Di diverso avviso l’associazione di volontariato in favore degli animali Clama Odv, che smentisce, in primis, le cifre circolate: «La parte della convenzione relativa ai pavoni ammonta a soli 700 euro, a fronte di spese ben superiori. Come volontari conosciamo bene il territorio e ci confrontiamo quotidianamente con residenti, turisti e commercianti: la situazione è ben lontana da quella descritta da alcuni, con dichiarazioni talvolta al limite della legalità». Non tutti, infatti, vedono la presenza dei pavoni come un problema. Sono molti i residenti e soprattutto i turisti che ne apprezzano la bellezza, la maestosità e soprattutto la libertà riscontrabile in sole poche cittadine al mondo (una su tutte Finningley in Inghilterra). Secondo le stime dell’associazione, aggiornate al 2023, gli esemplari sarebbero circa 40, ma sarebbe impossibile fare un censimento accurato come pensato dal Comune. Proprio sull’Amministrazione punta il dito Clama Odv: «In questi anni il Comune è stato il grande assente della convenzione. Alle nostre richieste di confronto non abbiamo mai ricevuto risposta e ci auguriamo che non si stiano valutando interventi di spostamento o, peggio, dannosi per gli animali». L’associazione segnala anche un clima crescente di tensione: «Abbiamo letto sui social minacce e inviti a farsi giustizia da sé, con riferimenti a carabine.
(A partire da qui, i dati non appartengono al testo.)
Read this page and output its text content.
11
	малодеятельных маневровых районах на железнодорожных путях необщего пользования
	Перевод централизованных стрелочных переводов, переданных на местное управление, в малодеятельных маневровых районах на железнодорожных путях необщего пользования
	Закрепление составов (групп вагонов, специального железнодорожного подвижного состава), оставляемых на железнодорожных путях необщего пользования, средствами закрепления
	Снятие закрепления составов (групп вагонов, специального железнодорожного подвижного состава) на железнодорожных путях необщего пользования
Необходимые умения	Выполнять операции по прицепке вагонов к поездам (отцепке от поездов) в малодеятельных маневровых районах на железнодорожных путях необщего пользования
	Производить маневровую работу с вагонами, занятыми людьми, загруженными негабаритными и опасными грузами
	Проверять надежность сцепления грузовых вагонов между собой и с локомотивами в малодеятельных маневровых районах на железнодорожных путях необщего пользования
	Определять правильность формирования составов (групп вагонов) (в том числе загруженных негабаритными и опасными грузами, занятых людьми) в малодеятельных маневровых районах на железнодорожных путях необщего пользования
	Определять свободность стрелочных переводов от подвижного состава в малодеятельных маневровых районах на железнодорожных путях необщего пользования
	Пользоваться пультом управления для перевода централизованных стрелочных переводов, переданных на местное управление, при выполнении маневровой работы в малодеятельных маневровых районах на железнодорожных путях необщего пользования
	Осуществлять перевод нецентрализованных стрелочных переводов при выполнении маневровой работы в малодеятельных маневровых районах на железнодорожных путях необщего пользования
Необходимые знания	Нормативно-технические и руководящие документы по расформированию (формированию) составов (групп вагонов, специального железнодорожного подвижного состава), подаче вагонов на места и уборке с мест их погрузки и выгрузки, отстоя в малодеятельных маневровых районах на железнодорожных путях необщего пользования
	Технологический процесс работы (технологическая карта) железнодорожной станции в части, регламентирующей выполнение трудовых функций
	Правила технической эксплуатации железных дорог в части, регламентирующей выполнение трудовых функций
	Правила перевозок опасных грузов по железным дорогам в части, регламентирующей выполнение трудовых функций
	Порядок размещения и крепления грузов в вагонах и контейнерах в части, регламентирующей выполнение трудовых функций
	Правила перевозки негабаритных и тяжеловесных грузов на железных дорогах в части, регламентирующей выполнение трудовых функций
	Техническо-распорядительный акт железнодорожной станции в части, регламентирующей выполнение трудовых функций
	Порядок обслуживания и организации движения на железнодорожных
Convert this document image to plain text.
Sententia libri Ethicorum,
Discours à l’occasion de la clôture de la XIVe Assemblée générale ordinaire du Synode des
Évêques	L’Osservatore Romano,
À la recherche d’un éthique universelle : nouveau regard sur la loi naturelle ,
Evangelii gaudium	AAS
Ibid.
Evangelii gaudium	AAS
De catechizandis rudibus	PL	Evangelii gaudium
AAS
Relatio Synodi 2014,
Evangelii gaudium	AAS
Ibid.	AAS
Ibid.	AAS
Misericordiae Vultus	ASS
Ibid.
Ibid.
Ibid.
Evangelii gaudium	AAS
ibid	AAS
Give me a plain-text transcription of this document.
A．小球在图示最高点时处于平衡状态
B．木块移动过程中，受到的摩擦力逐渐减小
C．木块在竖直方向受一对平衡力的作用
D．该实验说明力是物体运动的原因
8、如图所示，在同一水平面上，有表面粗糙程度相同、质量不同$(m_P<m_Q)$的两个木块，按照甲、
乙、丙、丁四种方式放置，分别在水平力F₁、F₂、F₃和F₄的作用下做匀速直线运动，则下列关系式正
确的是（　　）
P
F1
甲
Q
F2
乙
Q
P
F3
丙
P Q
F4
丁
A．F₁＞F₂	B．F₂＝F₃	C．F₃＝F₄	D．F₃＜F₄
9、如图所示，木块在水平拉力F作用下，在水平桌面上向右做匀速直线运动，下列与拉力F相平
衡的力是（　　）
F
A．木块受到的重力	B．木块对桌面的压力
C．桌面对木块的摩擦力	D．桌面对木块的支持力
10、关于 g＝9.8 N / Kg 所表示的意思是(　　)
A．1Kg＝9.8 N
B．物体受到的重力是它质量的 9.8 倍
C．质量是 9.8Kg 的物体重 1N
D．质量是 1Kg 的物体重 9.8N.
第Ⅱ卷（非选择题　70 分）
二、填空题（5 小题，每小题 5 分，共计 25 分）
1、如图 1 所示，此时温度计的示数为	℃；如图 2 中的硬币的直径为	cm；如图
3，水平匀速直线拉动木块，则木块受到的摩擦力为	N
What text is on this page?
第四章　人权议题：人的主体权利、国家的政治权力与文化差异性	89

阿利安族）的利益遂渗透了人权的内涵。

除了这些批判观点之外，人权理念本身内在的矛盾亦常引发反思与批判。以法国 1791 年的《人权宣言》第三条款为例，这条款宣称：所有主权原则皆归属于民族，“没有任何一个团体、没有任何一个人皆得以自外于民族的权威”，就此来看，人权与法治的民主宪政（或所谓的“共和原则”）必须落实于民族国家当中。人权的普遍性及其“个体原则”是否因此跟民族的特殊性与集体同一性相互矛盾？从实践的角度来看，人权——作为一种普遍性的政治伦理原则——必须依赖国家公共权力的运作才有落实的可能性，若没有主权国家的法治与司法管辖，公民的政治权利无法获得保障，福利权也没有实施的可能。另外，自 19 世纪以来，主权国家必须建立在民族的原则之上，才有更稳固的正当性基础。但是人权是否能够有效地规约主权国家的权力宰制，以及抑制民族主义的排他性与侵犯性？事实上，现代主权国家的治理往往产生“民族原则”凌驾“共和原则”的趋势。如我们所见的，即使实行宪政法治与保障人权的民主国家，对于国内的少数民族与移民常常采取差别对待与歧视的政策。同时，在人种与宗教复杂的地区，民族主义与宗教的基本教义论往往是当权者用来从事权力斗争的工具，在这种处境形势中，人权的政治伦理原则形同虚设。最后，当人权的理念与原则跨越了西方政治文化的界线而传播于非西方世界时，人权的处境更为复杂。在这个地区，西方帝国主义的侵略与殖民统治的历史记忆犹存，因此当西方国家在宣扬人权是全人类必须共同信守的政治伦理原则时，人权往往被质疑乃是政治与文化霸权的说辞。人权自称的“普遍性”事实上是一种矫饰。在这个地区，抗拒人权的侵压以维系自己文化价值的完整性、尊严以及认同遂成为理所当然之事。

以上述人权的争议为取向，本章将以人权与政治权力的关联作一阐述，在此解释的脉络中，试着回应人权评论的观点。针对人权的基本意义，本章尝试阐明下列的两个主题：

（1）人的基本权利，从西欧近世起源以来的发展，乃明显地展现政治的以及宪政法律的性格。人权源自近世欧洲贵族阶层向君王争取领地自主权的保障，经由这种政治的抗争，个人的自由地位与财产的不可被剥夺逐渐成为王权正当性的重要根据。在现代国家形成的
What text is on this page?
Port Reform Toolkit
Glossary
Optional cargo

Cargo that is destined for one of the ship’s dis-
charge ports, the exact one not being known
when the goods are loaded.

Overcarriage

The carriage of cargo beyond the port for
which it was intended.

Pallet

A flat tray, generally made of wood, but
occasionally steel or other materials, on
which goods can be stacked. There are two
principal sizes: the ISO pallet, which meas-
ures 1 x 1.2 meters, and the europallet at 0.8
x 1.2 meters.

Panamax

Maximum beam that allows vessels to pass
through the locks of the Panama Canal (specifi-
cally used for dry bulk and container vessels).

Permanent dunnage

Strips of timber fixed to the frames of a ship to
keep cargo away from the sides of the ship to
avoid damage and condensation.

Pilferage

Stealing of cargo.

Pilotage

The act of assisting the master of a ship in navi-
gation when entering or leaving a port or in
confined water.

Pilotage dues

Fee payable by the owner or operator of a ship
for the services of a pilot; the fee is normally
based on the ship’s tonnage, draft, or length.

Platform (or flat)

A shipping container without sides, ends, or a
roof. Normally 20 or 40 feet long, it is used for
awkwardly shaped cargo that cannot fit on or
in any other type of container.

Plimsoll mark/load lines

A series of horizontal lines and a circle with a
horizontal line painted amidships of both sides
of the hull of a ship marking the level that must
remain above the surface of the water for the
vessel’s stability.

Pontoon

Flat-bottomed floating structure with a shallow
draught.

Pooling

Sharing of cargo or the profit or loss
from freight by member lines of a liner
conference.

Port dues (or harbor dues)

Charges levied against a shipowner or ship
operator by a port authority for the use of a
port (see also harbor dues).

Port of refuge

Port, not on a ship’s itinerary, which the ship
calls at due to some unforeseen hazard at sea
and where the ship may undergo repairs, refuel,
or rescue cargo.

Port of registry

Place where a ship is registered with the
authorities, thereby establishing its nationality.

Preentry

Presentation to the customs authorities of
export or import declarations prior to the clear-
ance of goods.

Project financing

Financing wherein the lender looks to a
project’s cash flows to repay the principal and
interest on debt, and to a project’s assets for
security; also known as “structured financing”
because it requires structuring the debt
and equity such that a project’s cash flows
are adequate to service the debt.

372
Stiamo valutando azioni legali: l’istigazione alla violenza e il maltrattamento di animali sono reati punibili penalmente, così come potrebbe esserlo la distruzione delle uova». Infine, l’appello degli attivisti: «Chiediamo a chi è favorevole alla presenza dei pavoni, esercenti compresi, di far sentire la propria voce. Invitiamo ancora una volta a non alimentarli nel centro abitato, per proteggerli. Il nostro progetto si chiama “Un percorso di civiltà” e faremo tutto il possibile perché prevalga il rispetto».